La transizione spagnola conobbe un punto di svolta determinante con l’approvazione di una nuova
costituzione nel 1978, che portò nel marzo 1979 alle prime elezioni generali in un quadro
pienamente costituzionale. Ciò permise di dare il via ufficiale ai negoziati per l’Adesione alla CE.

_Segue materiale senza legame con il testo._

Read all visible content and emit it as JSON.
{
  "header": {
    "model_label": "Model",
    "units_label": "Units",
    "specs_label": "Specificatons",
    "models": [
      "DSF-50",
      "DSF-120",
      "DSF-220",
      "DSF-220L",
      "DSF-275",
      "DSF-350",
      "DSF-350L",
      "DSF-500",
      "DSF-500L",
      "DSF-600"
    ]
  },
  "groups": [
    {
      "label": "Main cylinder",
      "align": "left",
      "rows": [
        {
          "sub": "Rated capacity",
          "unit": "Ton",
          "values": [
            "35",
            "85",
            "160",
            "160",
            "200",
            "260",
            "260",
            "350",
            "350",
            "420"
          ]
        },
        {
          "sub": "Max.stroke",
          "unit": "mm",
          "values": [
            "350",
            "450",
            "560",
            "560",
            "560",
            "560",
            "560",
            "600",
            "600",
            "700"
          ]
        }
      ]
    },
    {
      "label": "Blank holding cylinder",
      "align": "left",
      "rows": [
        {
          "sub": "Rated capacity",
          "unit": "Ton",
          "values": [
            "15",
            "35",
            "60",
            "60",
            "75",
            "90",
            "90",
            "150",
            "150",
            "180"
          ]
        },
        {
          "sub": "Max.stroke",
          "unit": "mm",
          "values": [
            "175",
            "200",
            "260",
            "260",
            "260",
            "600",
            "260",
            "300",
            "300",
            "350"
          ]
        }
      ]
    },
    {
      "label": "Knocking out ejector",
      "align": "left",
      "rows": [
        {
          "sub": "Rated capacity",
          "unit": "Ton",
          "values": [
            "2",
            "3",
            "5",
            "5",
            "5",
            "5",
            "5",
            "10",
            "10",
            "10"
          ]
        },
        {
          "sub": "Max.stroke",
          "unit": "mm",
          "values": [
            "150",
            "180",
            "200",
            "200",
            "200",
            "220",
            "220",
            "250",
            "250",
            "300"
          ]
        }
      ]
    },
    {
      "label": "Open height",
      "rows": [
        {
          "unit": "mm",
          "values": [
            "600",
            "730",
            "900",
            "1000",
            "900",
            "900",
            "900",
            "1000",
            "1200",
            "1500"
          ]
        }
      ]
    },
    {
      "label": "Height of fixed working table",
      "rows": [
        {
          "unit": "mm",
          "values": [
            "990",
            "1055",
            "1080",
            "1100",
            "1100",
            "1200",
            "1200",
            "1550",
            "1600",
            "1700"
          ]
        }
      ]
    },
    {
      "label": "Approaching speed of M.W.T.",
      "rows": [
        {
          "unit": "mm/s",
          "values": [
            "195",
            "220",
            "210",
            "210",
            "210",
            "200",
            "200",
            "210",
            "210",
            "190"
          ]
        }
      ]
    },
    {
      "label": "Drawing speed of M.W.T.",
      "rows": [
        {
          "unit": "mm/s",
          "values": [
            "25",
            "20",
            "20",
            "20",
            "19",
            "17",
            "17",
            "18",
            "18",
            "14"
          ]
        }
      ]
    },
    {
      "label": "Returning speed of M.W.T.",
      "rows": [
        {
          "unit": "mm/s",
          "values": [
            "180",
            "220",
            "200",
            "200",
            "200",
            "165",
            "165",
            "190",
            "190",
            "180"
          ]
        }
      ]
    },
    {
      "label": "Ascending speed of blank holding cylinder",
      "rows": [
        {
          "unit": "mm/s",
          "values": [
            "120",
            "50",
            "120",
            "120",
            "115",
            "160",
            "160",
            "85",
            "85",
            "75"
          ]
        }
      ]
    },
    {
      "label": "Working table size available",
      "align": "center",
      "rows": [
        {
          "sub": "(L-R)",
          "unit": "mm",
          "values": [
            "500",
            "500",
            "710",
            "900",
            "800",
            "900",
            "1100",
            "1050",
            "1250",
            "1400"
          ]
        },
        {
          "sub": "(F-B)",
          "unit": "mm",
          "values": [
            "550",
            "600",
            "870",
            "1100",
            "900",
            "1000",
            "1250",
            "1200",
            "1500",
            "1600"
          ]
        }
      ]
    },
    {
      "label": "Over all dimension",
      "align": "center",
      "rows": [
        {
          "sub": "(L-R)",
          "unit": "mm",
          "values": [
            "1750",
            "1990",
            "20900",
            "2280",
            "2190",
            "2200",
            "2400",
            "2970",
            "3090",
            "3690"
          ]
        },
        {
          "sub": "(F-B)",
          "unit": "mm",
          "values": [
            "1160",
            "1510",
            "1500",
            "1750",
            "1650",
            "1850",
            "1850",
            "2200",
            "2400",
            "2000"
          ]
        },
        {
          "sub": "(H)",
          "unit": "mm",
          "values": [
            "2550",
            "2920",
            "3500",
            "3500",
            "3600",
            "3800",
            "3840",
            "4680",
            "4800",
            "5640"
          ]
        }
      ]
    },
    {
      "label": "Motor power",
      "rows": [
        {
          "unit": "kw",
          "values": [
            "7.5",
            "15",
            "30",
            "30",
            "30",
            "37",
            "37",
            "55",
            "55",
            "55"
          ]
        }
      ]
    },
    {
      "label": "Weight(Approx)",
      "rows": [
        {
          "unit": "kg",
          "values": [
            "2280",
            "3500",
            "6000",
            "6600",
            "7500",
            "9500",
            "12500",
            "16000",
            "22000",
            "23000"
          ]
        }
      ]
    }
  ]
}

Il programma con cui Suarez si era presentato alle elezioni (e le aveva vinte) comprendeva anche
una posizione favorevole all’adesione della Spagna all’Alleanza atlantica. Questa opzione acquistò
rilevanza quando nell’80 il presidente francese d’Estaing, per ragioni strettamente elettorali, decise
di imporre il blocco ai negoziati per l’adesione della Spagna alla CE, e rimandando sine die i
vantaggi elettorali che questa avrebbe procurato al terzo governo Suarez, assediato dalla crisi
economica e sociale, e dai partiti d’opposizione che riuscirono a sfiduciarlo. Il suo successore,
Calvo-Sotelo, continuò però sulla linea di Suarez, scatenando la reazione di Gonzàlez e del PSOE.
Di fronte a questo atteggiamento cercò l’appoggio esterno che, rispetto all’intransigenza socialista,
sembrava poter giungere soltanto dalla Germania federale, da sempre favorevole all’ingresso della
Spagna nella NATO. Contribuì ad accelerare la vicenda della veloce incorporazione all’Alleanza
atlantica l’insoddisfazione dell’atteggiamento degli USA rispetto alle necessità strategiche del paese
e del suo governo. In primo luogo l’atteggiamento degli USA era quanto meno ambiguo e la
sicurezza del paese non poteva essere riposta in un piano bilaterale con Washington. In secondo
luogo, la stabilità ad ampio raggio della democrazia richiedeva di modernizzare e occidentalizzare
le forze armate per poter così porre fine alla catena di cospirazioni da parte degli elementi più
recalcitranti dell’esercito, tese ad identificare un’evoluzione politica con la quale non si erano mai
identificati. L’incorporazione della Spagna nella NATO si era trasformata in una questione di
sicurezza nazionale: questo fu il messaggio con cui Calvo-Sotelo difese la sua richiesta di
autorizzazione parlamentare per procedere all’Adesione della Spagna alla NATO. La resistenza di
alcuni settori delle forze armate divenne palese quando un gruppo di ufficiali e di militari tentò il
colpo di stato, assaltando il parlamento nell’81. La risoluzione passò con una discreta maggioranza
ma il PSOE diede vita ad una forte campagna contro l’ingresso nella NATO. Il 28 ottobre 82 il
partito di Gonzàlez vinceva le elezioni generali, e poco tempo dopo annunciò la paralisi del
processo di incorporazione della Spagna nelle strutture dell’Alleanza fino a che il governo non
avesse potuto valutare la situazione. Il governo di Gonzàlez non avrebbe però tardato a
comprendere come l’adesione alla NATO e quella alla CEE, fossero due questioni interconnesse.
La transizione esterna della Spagna si completò solo nel 1986, quando con il suo ingresso nella
Comunità vennero anche ridefiniti i rapporti tra la Spagna e l’Alleanza (forze militari inquadrate
nella NATO ma sotto il controllo diretto del governo spagnolo).